The application must provide the following values:
- cohort: An integer between 0 and `num_cohorts - 1`. Each value is assigned
with equal probability to a client process.
- client_secret: A persistent client secret (used for deterministic randomness
in the PRR, i.e. "memoization" requirement).
- hash_func - string hash function implementation (e.g. MD5)
- hmac_func - HMAC-SHA256 implementation
- irr_rand - randomness for the IRR
We provide an implementation of `hash_func` and `hmac_func` and using OpenSSL.
If your application already has a different implementation of these functions,
you can implement the `HashFunc` and HmacFunc` interfaces.
We provide two example implementations of `irr_rand`: one based on libc
`rand()` (insecure, for demo only), and one based on Unix `/dev/urandom`.
Error Handling
--------------
Note that incorrect usage of the `SimpleEncoder` and `Protobuf` constructors
may cause *runtime assertions* (using `assert()`). For example, if
Params.num\_bits is more than 32, the process will crash.
Encoders should be initialized at application startup, with constant
parameters, so this type of error should be seen early.

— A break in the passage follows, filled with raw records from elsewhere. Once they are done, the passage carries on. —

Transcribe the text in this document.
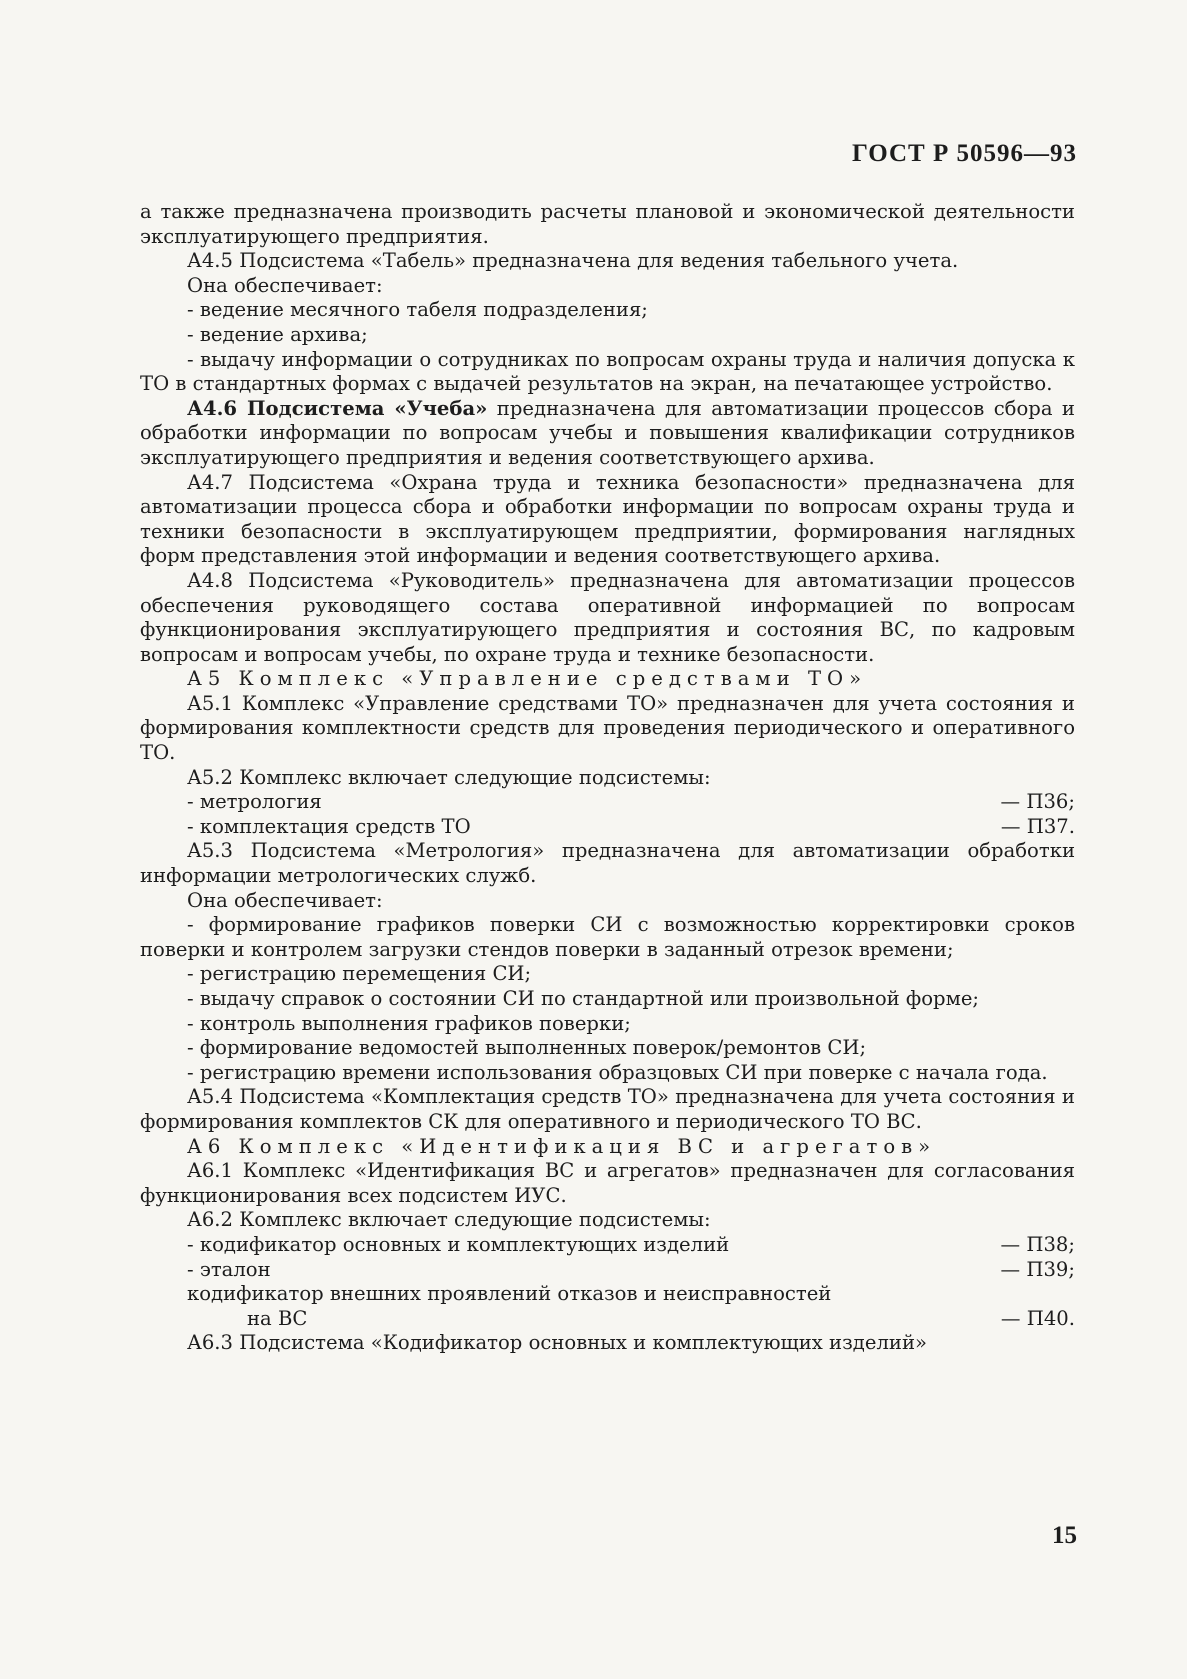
ГОСТ Р 50596—93

а также предназначена производить расчеты плановой и экономической деятельности эксплуатирующего предприятия.

А4.5 Подсистема «Табель» предназначена для ведения табельного учета.

Она обеспечивает:

- ведение месячного табеля подразделения;

- ведение архива;

- выдачу информации о сотрудниках по вопросам охраны труда и наличия допуска к ТО в стандартных формах с выдачей результатов на экран, на печатающее устройство.

А4.6 Подсистема «Учеба» предназначена для автоматизации процессов сбора и обработки информации по вопросам учебы и повышения квалификации сотрудников эксплуатирующего предприятия и ведения соответствующего архива.

А4.7 Подсистема «Охрана труда и техника безопасности» предназначена для автоматизации процесса сбора и обработки информации по вопросам охраны труда и техники безопасности в эксплуатирующем предприятии, формирования наглядных форм представления этой информации и ведения соответствующего архива.

А4.8 Подсистема «Руководитель» предназначена для автоматизации процессов обеспечения руководящего состава оперативной информацией по вопросам функционирования эксплуатирующего предприятия и состояния ВС, по кадровым вопросам и вопросам учебы, по охране труда и технике безопасности.

А5 Комплекс «Управление средствами ТО»

А5.1 Комплекс «Управление средствами ТО» предназначен для учета состояния и формирования комплектности средств для проведения периодического и оперативного ТО.

А5.2 Комплекс включает следующие подсистемы:

- метрология	— П36;
- комплектация средств ТО	— П37.

А5.3 Подсистема «Метрология» предназначена для автоматизации обработки информации метрологических служб.

Она обеспечивает:

- формирование графиков поверки СИ с возможностью корректировки сроков поверки и контролем загрузки стендов поверки в заданный отрезок времени;

- регистрацию перемещения СИ;

- выдачу справок о состоянии СИ по стандартной или произвольной форме;

- контроль выполнения графиков поверки;

- формирование ведомостей выполненных поверок/ремонтов СИ;

- регистрацию времени использования образцовых СИ при поверке с начала года.

А5.4 Подсистема «Комплектация средств ТО» предназначена для учета состояния и формирования комплектов СК для оперативного и периодического ТО ВС.

А6 Комплекс «Идентификация ВС и агрегатов»

А6.1 Комплекс «Идентификация ВС и агрегатов» предназначен для согласования функционирования всех подсистем ИУС.

А6.2 Комплекс включает следующие подсистемы:

- кодификатор основных и комплектующих изделий	— П38;
- эталон	— П39;

кодификатор внешних проявлений отказов и неисправностей

на ВС	— П40.

А6.3 Подсистема «Кодификатор основных и комплектующих изделий»

15
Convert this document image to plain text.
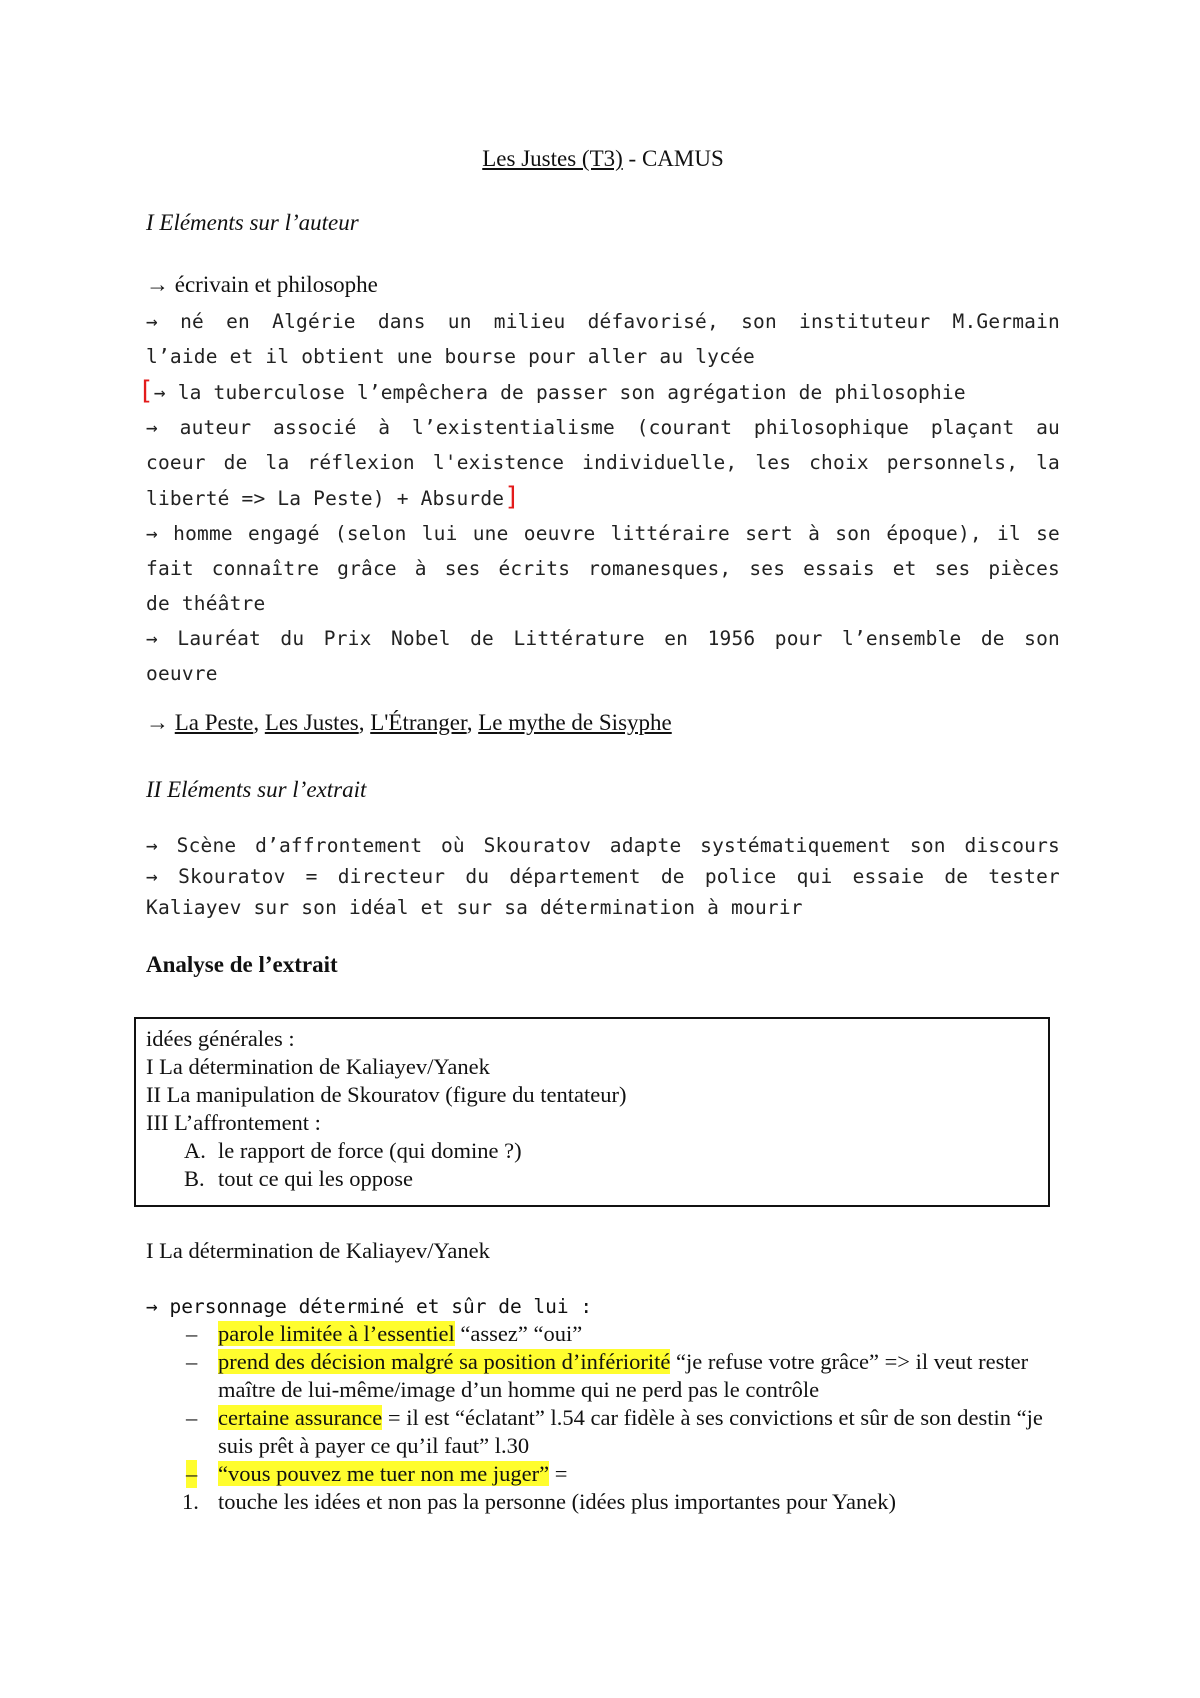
Les Justes (T3) - CAMUS
I Eléments sur l’auteur
→ écrivain et philosophe
→ né en Algérie dans un milieu défavorisé, son instituteur M.Germain
l’aide et il obtient une bourse pour aller au lycée
[→ la tuberculose l’empêchera de passer son agrégation de philosophie
→ auteur associé à l’existentialisme (courant philosophique plaçant au
coeur de la réflexion l'existence individuelle, les choix personnels, la
liberté => La Peste) + Absurde]
→ homme engagé (selon lui une oeuvre littéraire sert à son époque), il se
fait connaître grâce à ses écrits romanesques, ses essais et ses pièces
de théâtre
→ Lauréat du Prix Nobel de Littérature en 1956 pour l’ensemble de son
oeuvre
→ La Peste, Les Justes, L'Étranger, Le mythe de Sisyphe
II Eléments sur l’extrait
→ Scène d’affrontement où Skouratov adapte systématiquement son discours
→ Skouratov = directeur du département de police qui essaie de tester
Kaliayev sur son idéal et sur sa détermination à mourir
Analyse de l’extrait
idées générales :
I La détermination de Kaliayev/Yanek
II La manipulation de Skouratov (figure du tentateur)
III L’affrontement :
A. le rapport de force (qui domine ?)
B. tout ce qui les oppose
I La détermination de Kaliayev/Yanek
→ personnage déterminé et sûr de lui :
– parole limitée à l’essentiel “assez” “oui”
– prend des décision malgré sa position d’infériorité “je refuse votre grâce” => il veut rester maître de lui-même/image d’un homme qui ne perd pas le contrôle
– certaine assurance = il est “éclatant” l.54 car fidèle à ses convictions et sûr de son destin “je suis prêt à payer ce qu’il faut” l.30
– “vous pouvez me tuer non me juger” =
1. touche les idées et non pas la personne (idées plus importantes pour Yanek)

The various `Encode()` members do *not* raise assertions. If those are used
incorrectly, then the return value will be `false` to indicate an error. These
failures should be handled by the application.
Memory Management
-----------------
The `Encoder` instances contain pointers to `Params` and `Deps` instances, but
don't own them. In the examples, all instances live the stack of `main()`, so
you don't have to worry about them being destroyed.